Enfin, une foi raffinée, nous obtenons les produits pétroliers que nous consommons au quotidien. Ces produits sont acheminés vers les points de consommation à des prix standardisés. Dans la plupart des pays africains, ce standard du « litre » équivaut presque au salaire journalier. La seule solution viable pour nos gouvernements passe par la subvention (avec ces mêmes recettes tirées des CEPP) afin d’alléger la facture du consommateur. Et quand les subventions deviennent trop importantes, gare aux émeutes comme on a pu le constater en ce début d’année au Nigéria dans le cas d’une politique d’allègement par le décideur . En observant cette chaine, on comprend d’emblée le faible rang qu’occupe l’Afrique dans les négociations internationales sur le marché pétrolier. Sa réelle utilité est d’être un champ d'extraction alternatif pour l’Occident dans sa politique de sécurisation de son approvisionnement, par ces temps de remue-ménage au Moyen-Orient.

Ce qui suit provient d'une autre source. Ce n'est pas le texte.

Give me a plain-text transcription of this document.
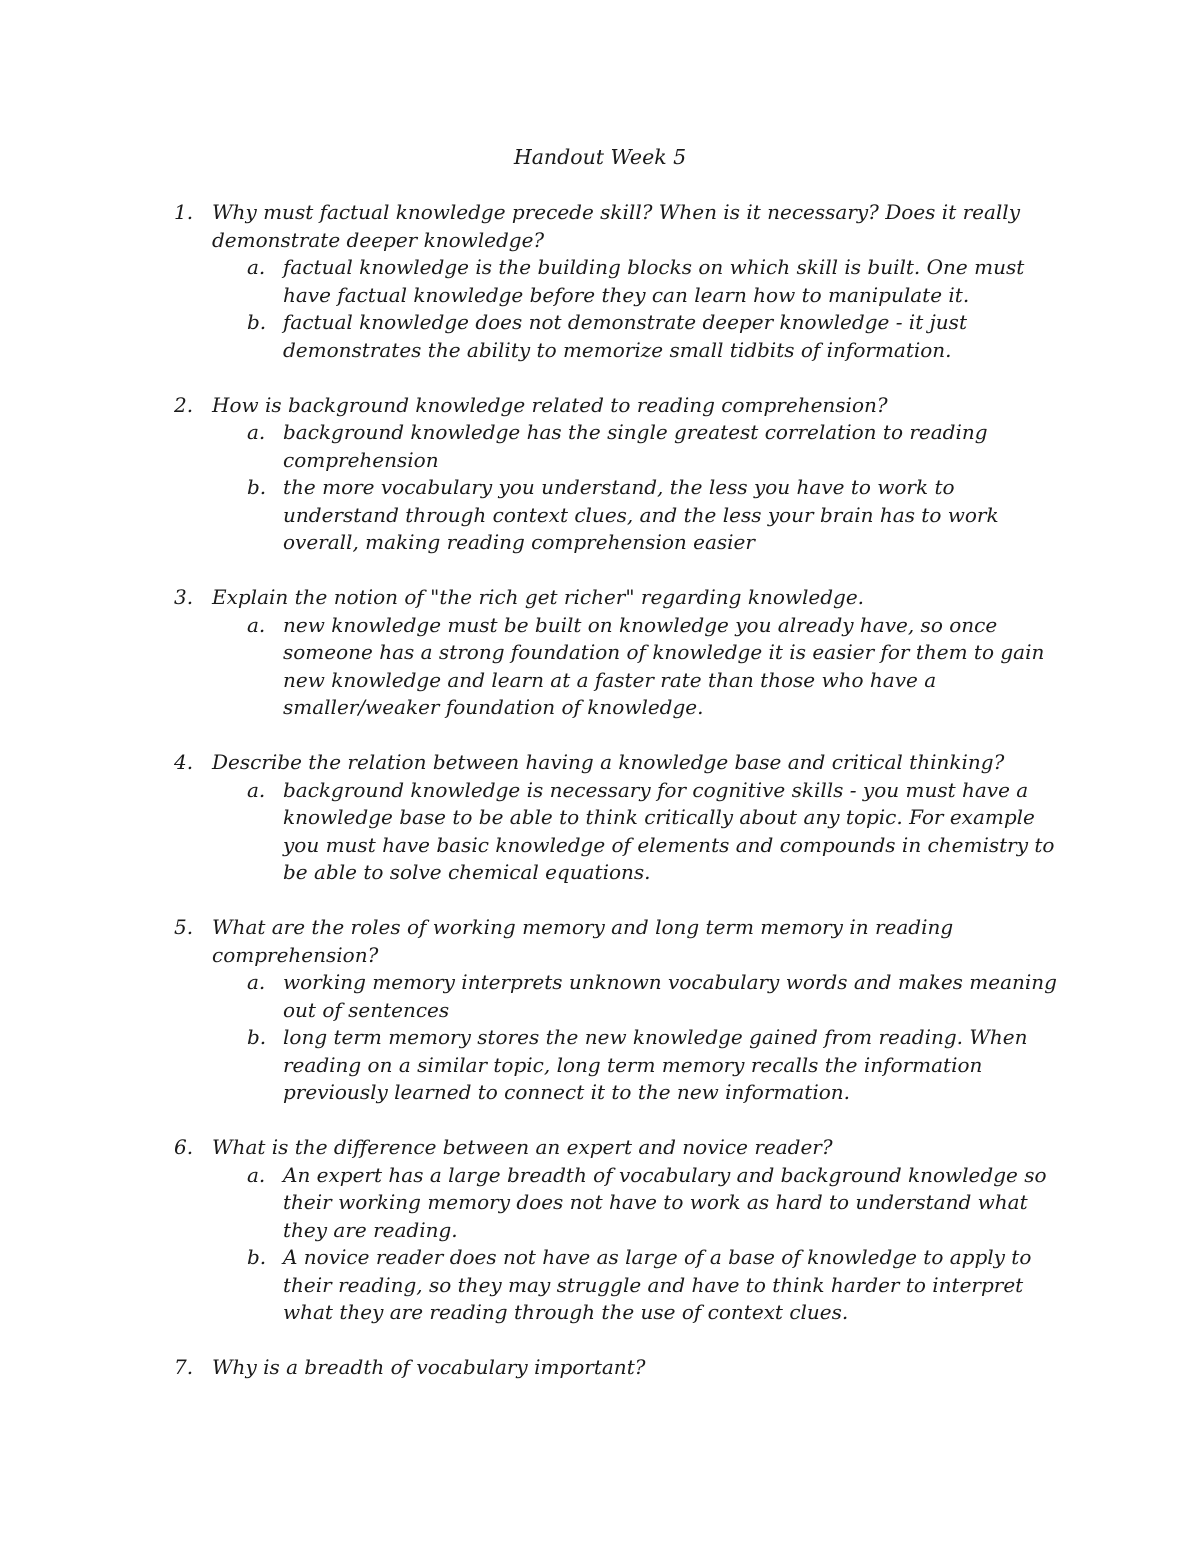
Handout Week 5
1. Why must factual knowledge precede skill? When is it necessary? Does it really demonstrate deeper knowledge?
a. factual knowledge is the building blocks on which skill is built. One must have factual knowledge before they can learn how to manipulate it.
b. factual knowledge does not demonstrate deeper knowledge - it just demonstrates the ability to memorize small tidbits of information.
2. How is background knowledge related to reading comprehension?
a. background knowledge has the single greatest correlation to reading comprehension
b. the more vocabulary you understand, the less you have to work to understand through context clues, and the less your brain has to work overall, making reading comprehension easier
3. Explain the notion of "the rich get richer" regarding knowledge.
a. new knowledge must be built on knowledge you already have, so once someone has a strong foundation of knowledge it is easier for them to gain new knowledge and learn at a faster rate than those who have a smaller/weaker foundation of knowledge.
4. Describe the relation between having a knowledge base and critical thinking?
a. background knowledge is necessary for cognitive skills - you must have a knowledge base to be able to think critically about any topic. For example you must have basic knowledge of elements and compounds in chemistry to be able to solve chemical equations.
5. What are the roles of working memory and long term memory in reading comprehension?
a. working memory interprets unknown vocabulary words and makes meaning out of sentences
b. long term memory stores the new knowledge gained from reading. When reading on a similar topic, long term memory recalls the information previously learned to connect it to the new information.
6. What is the difference between an expert and novice reader?
a. An expert has a large breadth of vocabulary and background knowledge so their working memory does not have to work as hard to understand what they are reading.
b. A novice reader does not have as large of a base of knowledge to apply to their reading, so they may struggle and have to think harder to interpret what they are reading through the use of context clues.
7. Why is a breadth of vocabulary important?
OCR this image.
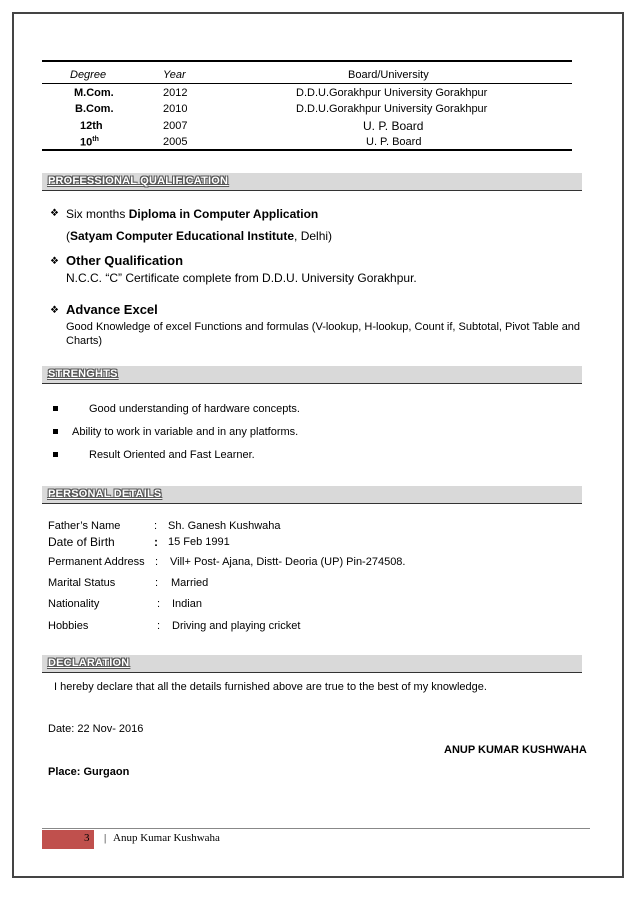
Degree	Year	Board/University
M.Com.	2012	D.D.U.Gorakhpur University Gorakhpur
B.Com.	2010	D.D.U.Gorakhpur University Gorakhpur
12th	2007	U. P. Board
10th	2005	U. P. Board
PROFESSIONAL QUALIFICATION
❖ Six months Diploma in Computer Application
(Satyam Computer Educational Institute, Delhi)
❖ Other Qualification
N.C.C. “C” Certificate complete from D.D.U. University Gorakhpur.
❖ Advance Excel
Good Knowledge of excel Functions and formulas (V-lookup, H-lookup, Count if, Subtotal, Pivot Table and
Charts)
STRENGHTS
Good understanding of hardware concepts.
Ability to work in variable and in any platforms.
Result Oriented and Fast Learner.
PERSONAL DETAILS
Father’s Name	: Sh. Ganesh Kushwaha
Date of Birth	: 15 Feb 1991
Permanent Address : Vill+ Post- Ajana, Distt- Deoria (UP) Pin-274508.
Marital Status	: Married
Nationality	: Indian
Hobbies	: Driving and playing cricket
DECLARATION
I hereby declare that all the details furnished above are true to the best of my knowledge.
Date: 22 Nov- 2016
ANUP KUMAR KUSHWAHA
Place: Gurgaon
3 | Anup Kumar Kushwaha
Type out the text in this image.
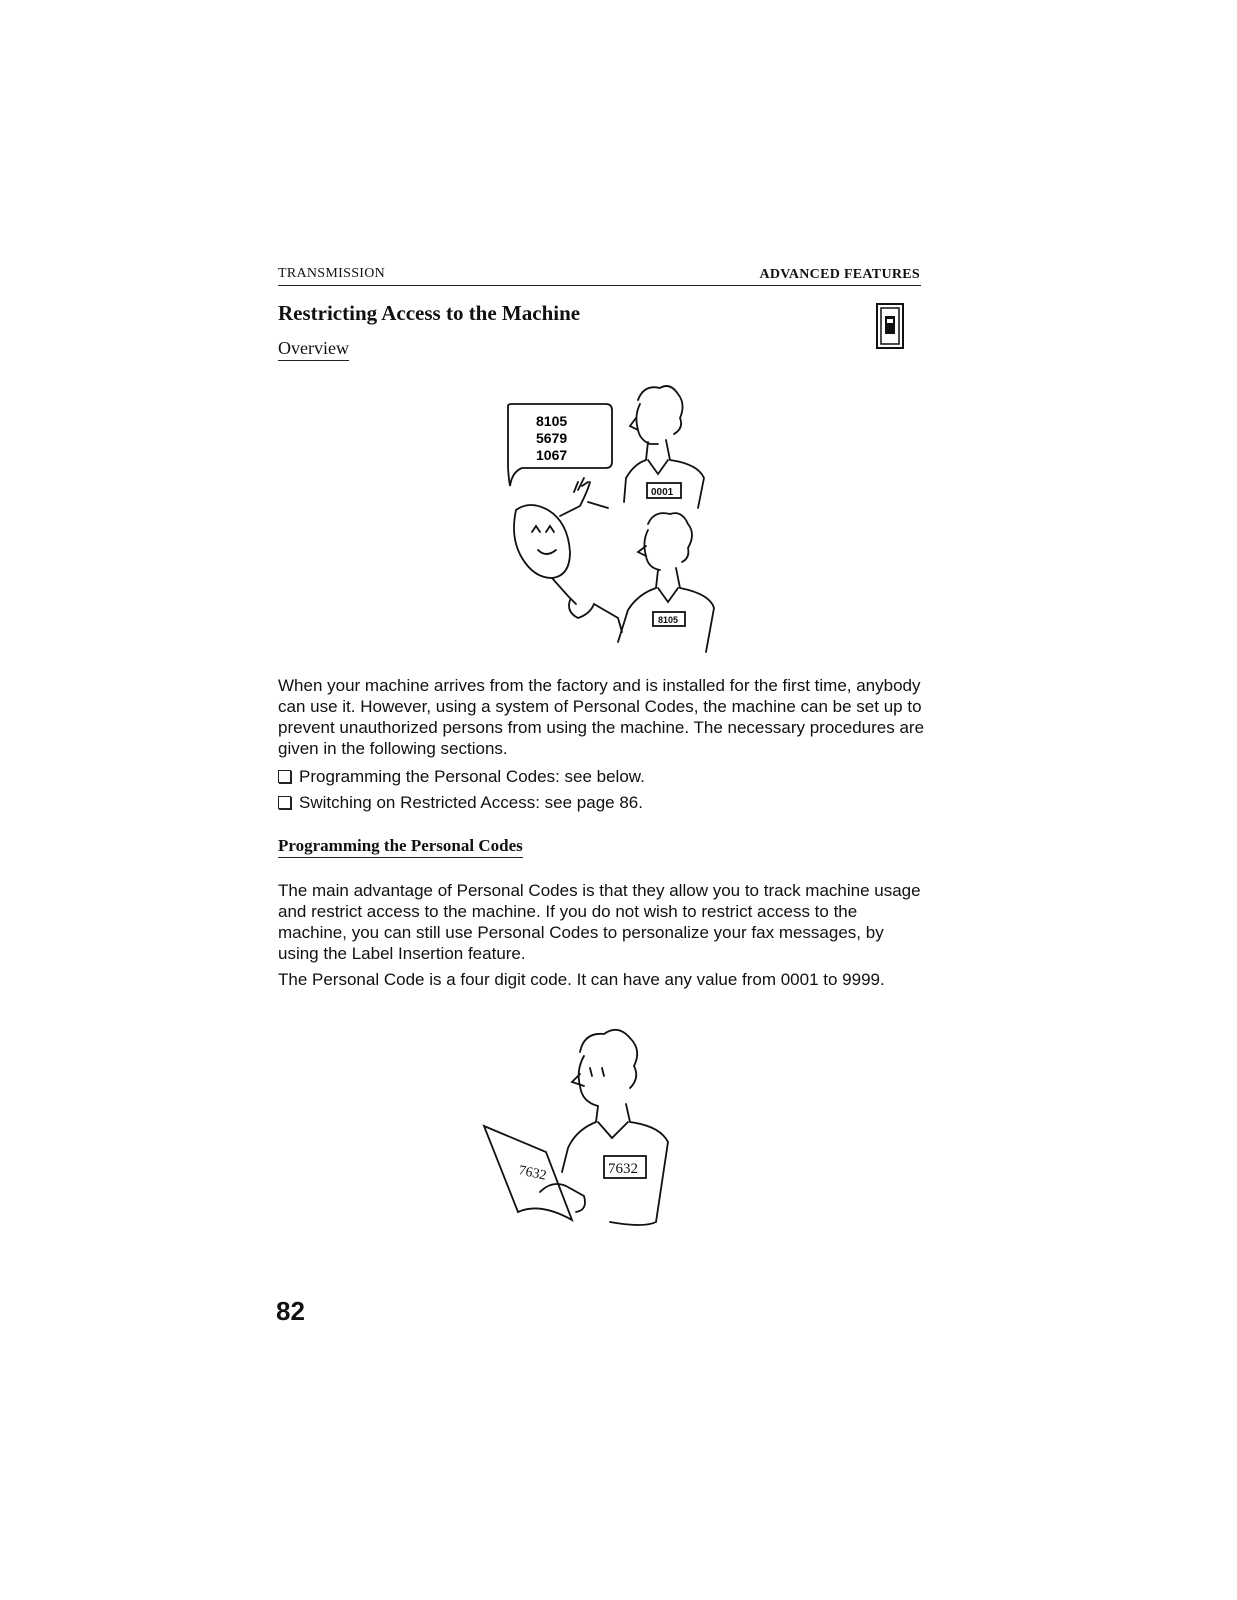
TRANSMISSION	ADVANCED FEATURES
Restricting Access to the Machine
Overview
8105
5679
1067
0001
8105

When your machine arrives from the factory and is installed for the first time, anybody can use it. However, using a system of Personal Codes, the machine can be set up to prevent unauthorized persons from using the machine. The necessary procedures are given in the following sections.

Programming the Personal Codes: see below.
Switching on Restricted Access: see page 86.
Programming the Personal Codes

The main advantage of Personal Codes is that they allow you to track machine usage and restrict access to the machine. If you do not wish to restrict access to the machine, you can still use Personal Codes to personalize your fax messages, by using the Label Insertion feature.

The Personal Code is a four digit code. It can have any value from 0001 to 9999.

7632	7632
82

Toutefois, la situation actuelle n'a rien d'irrévocable. Un certain nombre de réformes sont à même de changer la situation   :
• Tout d’abord une meilleure affirmation des Pays Africains Producteurs de Pétrole pour la création d’un Marker sous régional avec une part de la production de ces pays dédiée au marché local
• D’autre part, la mise en place d’un fonds commun afin de pallier la volatilité des cours énergétiques dont les PIB des pays producteurs sont très sensibles.
• Ensuite, un programme sous-régional de développement d’unité de raffinerie sur la base d’un marché commun. Cette approche permettra de soulager le poids de l’investissement initial ainsi que les contrebandes liées au commerce illicite de l’or noir.
• Et enfin, la dernière et pas des moindres, une meilleure intégration sous-régionale facilitée par l’existence de zones économiques telles que l’UEMOA, LA CEDEAO, le CEMAC, la SADC et l’UMA, qui doit permettre d'agrandir les marchés intégrés et de faciliter des stratégies communes d'investissement.